Psalm 114 – Testimony of Presence & Deliverance

Right in the mix of the Hallel psalms (Psalms 113-118), preceding the Psalms of Ascent (Psalms 120-134) and separated only by the ‘theological monster’ (Psalm 119), comes this one which reaches right back to the holy nation’s Exodus from Egypt and the journey to the Promised Land.

Universally a hymn,[1] this psalm is quite unlike the vast majority of psalms which speak about personal or communal lament, grief, joy, thanksgiving and praise. But it is incredibly fluent and graphically resplendent in situating for today’s reader the glorious works of the LORD God in history.

The final six of the eight verses read almost straight out of something like the latter part of Job where Elihu has his point of view, followed by God’s direct charge to Job. These verses speak so much about the visible earth-shaking miracles that must’ve simply awed the people of God, at least at that time, into an unshakable knowledge of the Most High.

The event that is the Exodus cannot ever be underestimated in its power and significance for the Jewish people. It’s every bit as significant as the forging of the New Covenant in Jesus Christ for the Christian. It speaks deliverance, and of God’s enduring loving faithfulness.

The Christian is doubly blessed to have linked into the Jewish tradition via the Exodus--the prelude to the Old Covenant and New, both of which are equally relevant to us, and likewise so, the story of the entry into the Promised Land.

Getting back to Psalm 114, it speaks of God’s inimitable Presence. As the mountains leapt and the sea fled at the pure touch of God’s hand, his breath breathing over the earth, the people must’ve been totally and irrevocably aghast.

As they saw and later recalled Moses commanding water from the rock with two strikes of his staff via verse 8 (and Numbers 20:1-11), again they saw and remember God, not Moses’ ‘magic.’[2] It’s God’s Presence manifest in deliverance for the people, today as yesterday.

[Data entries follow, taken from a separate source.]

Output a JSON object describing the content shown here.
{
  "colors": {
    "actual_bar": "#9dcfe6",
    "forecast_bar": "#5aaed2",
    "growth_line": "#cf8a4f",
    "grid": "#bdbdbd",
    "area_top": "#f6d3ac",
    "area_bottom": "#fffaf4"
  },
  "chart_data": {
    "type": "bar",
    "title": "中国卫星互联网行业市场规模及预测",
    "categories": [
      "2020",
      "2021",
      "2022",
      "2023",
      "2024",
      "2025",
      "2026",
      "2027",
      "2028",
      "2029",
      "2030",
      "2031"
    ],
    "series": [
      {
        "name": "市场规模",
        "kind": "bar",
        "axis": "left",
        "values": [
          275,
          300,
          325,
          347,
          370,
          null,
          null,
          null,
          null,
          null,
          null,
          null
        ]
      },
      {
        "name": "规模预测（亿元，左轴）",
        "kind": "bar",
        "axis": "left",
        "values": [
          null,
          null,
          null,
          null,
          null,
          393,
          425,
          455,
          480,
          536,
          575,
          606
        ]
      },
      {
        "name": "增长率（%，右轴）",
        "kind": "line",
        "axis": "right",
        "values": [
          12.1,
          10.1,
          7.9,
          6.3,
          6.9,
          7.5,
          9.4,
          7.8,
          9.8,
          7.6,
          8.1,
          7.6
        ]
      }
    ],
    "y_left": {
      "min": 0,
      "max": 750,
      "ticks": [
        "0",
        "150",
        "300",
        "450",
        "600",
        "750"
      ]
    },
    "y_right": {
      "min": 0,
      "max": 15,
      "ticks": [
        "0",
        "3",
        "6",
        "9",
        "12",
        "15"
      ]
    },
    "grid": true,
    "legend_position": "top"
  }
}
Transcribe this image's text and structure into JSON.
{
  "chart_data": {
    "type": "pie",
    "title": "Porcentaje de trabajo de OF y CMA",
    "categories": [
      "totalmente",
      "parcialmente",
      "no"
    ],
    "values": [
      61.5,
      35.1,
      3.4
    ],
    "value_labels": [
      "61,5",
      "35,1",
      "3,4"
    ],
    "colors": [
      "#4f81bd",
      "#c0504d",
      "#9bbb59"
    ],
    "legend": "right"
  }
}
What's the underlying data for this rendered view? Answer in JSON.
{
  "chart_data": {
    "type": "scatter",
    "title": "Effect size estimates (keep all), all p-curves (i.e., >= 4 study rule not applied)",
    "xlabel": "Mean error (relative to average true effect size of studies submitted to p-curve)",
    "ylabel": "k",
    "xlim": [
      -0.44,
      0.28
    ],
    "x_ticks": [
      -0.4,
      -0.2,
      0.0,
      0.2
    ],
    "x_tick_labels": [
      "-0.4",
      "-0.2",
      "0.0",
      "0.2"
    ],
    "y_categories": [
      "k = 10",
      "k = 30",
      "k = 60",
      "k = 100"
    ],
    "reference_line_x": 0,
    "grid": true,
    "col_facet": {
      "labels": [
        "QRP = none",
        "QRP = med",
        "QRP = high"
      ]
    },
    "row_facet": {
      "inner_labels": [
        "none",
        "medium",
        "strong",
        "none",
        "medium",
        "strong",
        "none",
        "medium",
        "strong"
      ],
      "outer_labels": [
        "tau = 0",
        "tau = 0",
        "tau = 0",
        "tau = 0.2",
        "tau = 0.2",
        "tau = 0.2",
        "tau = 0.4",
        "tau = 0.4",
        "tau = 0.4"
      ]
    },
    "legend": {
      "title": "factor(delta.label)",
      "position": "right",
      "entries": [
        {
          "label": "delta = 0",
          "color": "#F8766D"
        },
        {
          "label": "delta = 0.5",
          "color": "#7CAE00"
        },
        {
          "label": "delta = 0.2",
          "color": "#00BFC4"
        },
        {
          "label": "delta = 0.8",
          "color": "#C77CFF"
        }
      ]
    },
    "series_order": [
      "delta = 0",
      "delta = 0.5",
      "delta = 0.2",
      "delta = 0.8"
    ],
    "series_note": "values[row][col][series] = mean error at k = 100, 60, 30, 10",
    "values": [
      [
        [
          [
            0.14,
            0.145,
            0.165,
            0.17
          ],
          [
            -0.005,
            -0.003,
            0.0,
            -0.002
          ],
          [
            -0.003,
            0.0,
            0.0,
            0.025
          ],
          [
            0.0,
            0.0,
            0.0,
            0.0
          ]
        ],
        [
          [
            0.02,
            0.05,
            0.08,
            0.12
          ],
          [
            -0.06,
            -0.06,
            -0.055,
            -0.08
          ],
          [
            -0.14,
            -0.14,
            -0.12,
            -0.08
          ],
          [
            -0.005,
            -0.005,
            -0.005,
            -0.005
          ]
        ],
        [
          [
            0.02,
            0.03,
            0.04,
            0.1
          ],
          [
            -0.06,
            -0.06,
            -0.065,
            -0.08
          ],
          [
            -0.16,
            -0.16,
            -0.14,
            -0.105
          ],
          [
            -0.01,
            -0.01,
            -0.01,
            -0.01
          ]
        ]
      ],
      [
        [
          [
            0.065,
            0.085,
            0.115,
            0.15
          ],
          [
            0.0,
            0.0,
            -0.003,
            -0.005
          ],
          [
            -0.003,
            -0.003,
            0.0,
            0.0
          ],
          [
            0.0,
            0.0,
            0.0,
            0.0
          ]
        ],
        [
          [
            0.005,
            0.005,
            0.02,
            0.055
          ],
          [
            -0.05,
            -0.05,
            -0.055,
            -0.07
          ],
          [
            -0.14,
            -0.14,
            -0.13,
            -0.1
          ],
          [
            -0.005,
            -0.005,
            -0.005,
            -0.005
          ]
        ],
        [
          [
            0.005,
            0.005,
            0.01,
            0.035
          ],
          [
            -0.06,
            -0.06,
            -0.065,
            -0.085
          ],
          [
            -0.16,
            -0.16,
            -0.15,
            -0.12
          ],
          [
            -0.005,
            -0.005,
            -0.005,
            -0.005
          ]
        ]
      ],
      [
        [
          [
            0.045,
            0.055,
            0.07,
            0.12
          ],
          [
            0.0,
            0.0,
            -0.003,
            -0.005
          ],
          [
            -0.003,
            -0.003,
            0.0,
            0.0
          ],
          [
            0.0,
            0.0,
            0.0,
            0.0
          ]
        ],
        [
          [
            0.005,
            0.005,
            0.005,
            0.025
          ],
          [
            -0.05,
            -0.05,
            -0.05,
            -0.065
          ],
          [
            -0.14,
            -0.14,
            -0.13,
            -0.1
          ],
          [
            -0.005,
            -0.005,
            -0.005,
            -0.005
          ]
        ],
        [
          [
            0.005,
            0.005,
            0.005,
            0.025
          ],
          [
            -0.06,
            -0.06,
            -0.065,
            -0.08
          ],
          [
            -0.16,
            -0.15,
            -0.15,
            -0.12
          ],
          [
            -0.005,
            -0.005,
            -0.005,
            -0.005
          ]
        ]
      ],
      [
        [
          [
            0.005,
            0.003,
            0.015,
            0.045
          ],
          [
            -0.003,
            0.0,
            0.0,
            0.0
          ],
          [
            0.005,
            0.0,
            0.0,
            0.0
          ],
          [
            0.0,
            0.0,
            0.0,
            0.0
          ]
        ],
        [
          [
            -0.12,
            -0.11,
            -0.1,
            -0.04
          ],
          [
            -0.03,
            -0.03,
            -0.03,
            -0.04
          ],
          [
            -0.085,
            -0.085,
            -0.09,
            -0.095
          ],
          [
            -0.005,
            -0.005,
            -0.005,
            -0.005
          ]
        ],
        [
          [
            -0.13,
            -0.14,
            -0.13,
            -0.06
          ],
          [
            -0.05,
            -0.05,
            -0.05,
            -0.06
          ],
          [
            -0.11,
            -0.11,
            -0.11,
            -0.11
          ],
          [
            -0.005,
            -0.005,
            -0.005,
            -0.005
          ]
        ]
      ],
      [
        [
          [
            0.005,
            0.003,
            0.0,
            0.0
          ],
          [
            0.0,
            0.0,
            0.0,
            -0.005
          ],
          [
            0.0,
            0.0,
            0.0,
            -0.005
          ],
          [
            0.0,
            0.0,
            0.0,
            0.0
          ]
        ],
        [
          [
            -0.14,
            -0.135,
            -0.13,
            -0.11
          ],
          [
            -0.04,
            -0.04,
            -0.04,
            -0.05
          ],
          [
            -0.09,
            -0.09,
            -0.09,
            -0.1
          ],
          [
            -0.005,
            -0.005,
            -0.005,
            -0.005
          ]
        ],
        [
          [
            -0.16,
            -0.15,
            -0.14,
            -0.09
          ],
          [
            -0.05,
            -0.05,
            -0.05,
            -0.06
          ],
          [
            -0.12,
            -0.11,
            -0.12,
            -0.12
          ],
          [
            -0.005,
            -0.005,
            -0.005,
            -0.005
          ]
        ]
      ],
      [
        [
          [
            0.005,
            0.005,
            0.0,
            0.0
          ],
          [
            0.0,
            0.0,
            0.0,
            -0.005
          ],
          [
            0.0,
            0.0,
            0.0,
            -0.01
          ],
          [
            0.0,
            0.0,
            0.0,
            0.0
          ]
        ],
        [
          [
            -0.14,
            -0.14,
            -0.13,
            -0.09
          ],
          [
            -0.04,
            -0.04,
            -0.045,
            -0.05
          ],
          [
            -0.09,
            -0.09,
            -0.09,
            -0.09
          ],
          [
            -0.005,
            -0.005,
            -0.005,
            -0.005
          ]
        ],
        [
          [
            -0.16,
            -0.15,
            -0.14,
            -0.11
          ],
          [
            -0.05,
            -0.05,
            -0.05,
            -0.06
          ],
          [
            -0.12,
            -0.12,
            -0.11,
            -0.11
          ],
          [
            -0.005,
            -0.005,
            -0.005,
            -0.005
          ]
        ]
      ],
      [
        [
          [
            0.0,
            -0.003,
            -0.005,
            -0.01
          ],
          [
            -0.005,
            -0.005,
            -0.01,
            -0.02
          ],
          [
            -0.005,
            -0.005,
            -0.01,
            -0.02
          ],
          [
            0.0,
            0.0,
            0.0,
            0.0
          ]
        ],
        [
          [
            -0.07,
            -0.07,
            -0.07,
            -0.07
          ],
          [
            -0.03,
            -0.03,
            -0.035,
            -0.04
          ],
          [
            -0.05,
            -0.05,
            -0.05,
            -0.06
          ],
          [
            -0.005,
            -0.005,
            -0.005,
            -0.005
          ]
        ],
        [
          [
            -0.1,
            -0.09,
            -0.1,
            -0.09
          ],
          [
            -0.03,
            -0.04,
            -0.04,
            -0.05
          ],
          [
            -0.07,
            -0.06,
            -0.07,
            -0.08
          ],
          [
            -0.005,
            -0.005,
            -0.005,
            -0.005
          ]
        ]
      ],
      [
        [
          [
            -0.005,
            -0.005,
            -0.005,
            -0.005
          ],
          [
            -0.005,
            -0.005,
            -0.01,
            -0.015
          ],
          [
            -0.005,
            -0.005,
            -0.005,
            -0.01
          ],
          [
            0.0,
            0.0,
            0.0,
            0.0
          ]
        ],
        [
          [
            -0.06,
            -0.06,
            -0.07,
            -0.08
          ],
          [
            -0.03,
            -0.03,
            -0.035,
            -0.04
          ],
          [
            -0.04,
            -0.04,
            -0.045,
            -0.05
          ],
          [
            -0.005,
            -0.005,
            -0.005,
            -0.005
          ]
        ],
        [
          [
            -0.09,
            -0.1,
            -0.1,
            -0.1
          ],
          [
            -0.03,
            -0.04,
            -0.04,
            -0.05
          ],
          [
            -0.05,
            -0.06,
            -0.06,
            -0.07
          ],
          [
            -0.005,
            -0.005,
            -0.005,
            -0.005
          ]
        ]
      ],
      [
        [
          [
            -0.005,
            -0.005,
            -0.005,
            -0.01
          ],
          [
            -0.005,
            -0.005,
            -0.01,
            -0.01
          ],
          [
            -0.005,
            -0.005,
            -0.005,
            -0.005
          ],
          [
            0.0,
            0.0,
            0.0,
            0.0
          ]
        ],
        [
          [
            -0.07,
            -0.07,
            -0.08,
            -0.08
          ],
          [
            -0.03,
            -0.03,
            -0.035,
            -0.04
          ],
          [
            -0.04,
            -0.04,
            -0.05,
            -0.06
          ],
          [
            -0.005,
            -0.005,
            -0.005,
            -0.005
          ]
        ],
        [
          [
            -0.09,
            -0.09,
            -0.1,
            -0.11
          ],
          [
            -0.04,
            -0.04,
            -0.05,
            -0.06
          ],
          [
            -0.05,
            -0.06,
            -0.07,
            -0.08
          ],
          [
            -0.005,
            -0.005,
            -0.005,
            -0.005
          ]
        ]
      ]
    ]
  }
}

Psalm 114, sung or chanted in the Hallel sequence, is fundamentally about “connecting place and people with meaning and hope.”[3] The connection of history, deliverance, and the Presence of God is fused in this seldomly acclaimed (at least in our culture) psalm.
[1] Philip S. Johnston & David G. Firth (eds), Interpreting the Psalms: Issues and Approaches (Leicester, England: Apollos/IVP, 2005), p. 299.
[2] But, God’s Presence is not simply about the awesome wonders; we see in the remainder of Numbers 20 how the people (Moses and Aaron included) would be frustrated in their insolence. Meribah, the waters of quarrelling, was where God said, ‘Enough is enough,’ regarding the whining of the Israelites.
[3] James L. Mays, Psalms – Interpretation Commentary (Louisville, Kentucky: John Knox Press, 1994), p. 365.